Annick Papillon (born May 27, 1980) is a Canadian politician, who served in the House of Commons of Canada from 2011 to 2015. She represented the electoral district of Québec as a member of the New Democratic Party.

==Biography==
Papillon was born in Rimouski, Quebec, and grew up in Quebec City. She earned a BA in public communications, law, and history and pursued advanced studies in journalism at Université Laval. She specialized in international politics and field journalism while studying at the Université catholique de Louvain in Belgium, and performed an internship at Radio-Télévision belge de la Communauté francophone. Back in Quebec, she volunteered for humanitarian organizations. At the time of her election, she worked for the Institut de la statistique du Québec.

Running in her first campaign, she defeated incumbent Bloc Québécois MP Christiane Gagnon with a margin of 7,709 votes in the 2011 Canadian federal election.
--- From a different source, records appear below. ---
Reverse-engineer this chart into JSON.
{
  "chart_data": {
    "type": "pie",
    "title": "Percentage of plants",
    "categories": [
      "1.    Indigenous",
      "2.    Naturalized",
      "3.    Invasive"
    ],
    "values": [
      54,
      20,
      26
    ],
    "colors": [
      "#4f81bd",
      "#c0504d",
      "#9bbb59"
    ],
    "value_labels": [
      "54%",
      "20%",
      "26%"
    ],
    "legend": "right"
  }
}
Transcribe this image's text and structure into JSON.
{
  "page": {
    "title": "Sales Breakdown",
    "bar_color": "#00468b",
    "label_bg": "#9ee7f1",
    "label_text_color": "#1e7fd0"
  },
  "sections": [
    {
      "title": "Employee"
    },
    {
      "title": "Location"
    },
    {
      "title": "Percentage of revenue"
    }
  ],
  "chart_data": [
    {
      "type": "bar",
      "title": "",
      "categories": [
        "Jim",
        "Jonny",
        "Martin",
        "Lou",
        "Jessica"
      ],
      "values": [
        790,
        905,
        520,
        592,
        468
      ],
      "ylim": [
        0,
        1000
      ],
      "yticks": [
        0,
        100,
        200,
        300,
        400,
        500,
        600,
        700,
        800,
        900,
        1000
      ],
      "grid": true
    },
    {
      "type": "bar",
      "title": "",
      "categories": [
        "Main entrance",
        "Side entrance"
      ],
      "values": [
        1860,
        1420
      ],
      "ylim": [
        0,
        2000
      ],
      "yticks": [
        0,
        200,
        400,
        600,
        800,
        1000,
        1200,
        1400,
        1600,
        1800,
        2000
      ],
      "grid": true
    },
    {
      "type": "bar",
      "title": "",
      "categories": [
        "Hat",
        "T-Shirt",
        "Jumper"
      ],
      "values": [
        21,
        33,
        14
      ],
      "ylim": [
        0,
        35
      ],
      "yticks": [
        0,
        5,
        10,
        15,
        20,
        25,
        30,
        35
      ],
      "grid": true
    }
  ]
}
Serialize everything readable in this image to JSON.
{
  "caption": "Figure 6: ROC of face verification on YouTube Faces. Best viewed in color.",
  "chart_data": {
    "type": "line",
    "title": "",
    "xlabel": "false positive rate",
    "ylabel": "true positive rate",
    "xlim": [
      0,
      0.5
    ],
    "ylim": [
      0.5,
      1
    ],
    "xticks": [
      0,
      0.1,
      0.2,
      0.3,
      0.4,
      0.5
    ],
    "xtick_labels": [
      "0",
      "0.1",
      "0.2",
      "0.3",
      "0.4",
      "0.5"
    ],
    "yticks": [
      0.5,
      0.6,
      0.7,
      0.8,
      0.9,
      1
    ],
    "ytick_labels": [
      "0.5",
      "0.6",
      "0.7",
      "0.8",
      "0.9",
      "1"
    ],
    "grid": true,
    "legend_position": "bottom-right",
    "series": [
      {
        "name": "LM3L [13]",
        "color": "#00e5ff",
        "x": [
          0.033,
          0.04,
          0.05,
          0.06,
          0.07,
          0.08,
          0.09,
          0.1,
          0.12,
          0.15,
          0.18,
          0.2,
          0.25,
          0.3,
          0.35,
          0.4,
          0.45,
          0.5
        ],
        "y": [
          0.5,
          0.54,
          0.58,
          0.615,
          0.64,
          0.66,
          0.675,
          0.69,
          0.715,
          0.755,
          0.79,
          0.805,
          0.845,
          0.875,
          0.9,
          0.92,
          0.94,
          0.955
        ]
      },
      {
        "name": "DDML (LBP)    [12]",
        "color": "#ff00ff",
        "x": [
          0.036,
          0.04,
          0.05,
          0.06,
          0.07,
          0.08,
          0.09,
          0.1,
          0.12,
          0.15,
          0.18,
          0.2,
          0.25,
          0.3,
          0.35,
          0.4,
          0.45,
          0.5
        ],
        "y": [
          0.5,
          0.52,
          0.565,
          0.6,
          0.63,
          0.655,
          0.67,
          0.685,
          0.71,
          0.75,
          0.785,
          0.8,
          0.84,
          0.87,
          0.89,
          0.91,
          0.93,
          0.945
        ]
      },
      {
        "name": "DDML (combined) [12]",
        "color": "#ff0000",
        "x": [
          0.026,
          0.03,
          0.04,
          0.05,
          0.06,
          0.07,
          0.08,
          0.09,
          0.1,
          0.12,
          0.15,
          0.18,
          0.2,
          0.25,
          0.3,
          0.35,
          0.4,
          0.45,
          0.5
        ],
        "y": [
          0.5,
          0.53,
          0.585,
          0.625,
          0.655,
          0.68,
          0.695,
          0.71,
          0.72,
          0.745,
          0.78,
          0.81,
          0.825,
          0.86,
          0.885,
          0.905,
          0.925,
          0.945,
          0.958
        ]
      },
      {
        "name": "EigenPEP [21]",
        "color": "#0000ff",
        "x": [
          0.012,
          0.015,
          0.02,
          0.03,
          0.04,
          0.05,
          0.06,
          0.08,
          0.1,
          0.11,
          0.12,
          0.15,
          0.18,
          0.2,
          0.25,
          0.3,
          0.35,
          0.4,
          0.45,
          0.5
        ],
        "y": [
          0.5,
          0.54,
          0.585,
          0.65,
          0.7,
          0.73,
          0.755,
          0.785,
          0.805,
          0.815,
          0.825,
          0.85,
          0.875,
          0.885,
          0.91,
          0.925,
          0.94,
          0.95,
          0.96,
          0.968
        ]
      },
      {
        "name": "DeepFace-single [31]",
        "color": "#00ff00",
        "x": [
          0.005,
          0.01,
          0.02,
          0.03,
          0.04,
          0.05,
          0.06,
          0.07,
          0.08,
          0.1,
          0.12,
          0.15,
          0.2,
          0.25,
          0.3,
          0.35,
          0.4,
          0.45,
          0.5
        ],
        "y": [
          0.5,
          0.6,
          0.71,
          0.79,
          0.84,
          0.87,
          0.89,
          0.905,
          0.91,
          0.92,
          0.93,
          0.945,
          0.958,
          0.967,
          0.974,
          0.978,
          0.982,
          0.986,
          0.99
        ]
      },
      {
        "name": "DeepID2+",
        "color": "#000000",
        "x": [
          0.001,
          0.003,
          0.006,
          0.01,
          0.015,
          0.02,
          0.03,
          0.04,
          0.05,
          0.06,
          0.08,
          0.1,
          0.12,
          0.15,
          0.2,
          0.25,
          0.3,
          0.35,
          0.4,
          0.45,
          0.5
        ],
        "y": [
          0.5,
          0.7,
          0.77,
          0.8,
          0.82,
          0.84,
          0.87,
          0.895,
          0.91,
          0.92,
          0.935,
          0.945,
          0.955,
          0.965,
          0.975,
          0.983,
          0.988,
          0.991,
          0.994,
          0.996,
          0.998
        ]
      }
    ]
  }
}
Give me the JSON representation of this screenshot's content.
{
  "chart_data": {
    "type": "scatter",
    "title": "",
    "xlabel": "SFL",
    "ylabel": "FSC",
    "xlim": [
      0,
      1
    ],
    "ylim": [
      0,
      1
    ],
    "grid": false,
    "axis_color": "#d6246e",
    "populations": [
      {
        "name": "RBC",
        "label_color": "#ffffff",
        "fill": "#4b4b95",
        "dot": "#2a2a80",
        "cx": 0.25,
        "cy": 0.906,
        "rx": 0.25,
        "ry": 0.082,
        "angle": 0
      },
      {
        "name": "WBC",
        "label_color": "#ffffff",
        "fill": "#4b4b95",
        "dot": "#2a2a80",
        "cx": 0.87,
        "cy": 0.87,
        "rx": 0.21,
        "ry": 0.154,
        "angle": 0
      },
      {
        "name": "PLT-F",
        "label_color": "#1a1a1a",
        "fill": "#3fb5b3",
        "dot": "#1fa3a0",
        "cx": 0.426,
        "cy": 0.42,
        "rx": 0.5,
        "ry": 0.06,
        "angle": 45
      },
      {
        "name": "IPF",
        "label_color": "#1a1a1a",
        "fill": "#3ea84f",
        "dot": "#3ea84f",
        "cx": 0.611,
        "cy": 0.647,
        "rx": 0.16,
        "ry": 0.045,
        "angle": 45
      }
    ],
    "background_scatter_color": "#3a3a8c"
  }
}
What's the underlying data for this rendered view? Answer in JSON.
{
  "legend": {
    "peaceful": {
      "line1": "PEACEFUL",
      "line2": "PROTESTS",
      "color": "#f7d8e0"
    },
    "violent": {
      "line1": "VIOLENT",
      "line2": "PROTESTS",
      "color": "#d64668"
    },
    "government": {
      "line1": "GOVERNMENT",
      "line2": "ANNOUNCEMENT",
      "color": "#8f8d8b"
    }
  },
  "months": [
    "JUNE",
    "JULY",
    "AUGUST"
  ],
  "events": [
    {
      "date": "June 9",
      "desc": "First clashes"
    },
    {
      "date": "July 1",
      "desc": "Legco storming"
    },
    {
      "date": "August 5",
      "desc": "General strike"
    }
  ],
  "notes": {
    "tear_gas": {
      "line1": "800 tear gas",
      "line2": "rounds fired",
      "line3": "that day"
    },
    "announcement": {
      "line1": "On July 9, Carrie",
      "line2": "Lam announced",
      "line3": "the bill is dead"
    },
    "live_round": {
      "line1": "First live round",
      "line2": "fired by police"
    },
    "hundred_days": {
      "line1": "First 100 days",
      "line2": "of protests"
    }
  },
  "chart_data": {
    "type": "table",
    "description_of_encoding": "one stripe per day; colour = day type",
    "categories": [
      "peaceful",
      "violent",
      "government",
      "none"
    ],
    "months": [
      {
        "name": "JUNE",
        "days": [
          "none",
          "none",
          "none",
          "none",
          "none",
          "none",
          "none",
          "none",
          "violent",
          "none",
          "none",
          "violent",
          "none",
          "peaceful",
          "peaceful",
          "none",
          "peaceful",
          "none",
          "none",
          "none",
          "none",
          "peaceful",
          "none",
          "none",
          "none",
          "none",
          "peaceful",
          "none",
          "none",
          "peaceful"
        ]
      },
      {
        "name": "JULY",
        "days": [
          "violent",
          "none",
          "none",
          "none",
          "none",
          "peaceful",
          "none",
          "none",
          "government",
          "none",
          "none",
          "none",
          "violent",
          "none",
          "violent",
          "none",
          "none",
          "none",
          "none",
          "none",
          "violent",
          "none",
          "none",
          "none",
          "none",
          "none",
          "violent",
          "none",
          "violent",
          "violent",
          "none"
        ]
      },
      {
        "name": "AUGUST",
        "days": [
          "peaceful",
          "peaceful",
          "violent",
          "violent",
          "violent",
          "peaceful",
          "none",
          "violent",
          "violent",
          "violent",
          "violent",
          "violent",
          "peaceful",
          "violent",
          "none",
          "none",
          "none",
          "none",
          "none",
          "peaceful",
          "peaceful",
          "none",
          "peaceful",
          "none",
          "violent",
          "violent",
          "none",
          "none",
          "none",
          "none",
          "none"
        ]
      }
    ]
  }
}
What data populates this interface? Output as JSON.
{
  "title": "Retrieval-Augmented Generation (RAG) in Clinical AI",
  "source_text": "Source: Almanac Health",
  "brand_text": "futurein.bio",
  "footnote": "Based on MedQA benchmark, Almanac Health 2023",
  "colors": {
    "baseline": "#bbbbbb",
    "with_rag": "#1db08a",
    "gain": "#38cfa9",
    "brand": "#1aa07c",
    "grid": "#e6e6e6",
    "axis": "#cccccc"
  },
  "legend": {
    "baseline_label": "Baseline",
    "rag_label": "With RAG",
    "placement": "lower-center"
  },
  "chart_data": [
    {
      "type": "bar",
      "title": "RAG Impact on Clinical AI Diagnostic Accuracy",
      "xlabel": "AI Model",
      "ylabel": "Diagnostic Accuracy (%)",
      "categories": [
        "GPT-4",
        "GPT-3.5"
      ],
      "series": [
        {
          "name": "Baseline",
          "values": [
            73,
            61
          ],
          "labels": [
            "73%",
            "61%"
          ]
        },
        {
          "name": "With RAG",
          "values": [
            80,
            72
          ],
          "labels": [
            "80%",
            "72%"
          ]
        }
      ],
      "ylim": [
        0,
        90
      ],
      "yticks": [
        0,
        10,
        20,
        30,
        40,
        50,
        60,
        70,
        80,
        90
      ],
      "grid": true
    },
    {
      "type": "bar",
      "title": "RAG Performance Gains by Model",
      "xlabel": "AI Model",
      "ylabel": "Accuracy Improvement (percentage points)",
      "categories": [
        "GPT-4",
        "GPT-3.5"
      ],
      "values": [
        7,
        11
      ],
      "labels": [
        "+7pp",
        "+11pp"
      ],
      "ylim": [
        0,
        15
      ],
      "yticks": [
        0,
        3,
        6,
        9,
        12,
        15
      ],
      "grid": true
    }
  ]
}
Owing largely to its unprecedented success in Quebec, where it won fifty-nine out of seventy-five seats, the NDP won Official Opposition status at the federal level for the first time in its history. Papillon was one of fifty-eight Quebec New Democrats elected for the first time in 2011.

She endorsed Tom Mulcair in the 2012 New Democratic Party leadership election.

In the 2015 election, Papillon lost her seat to Liberal Jean-Yves Duclos.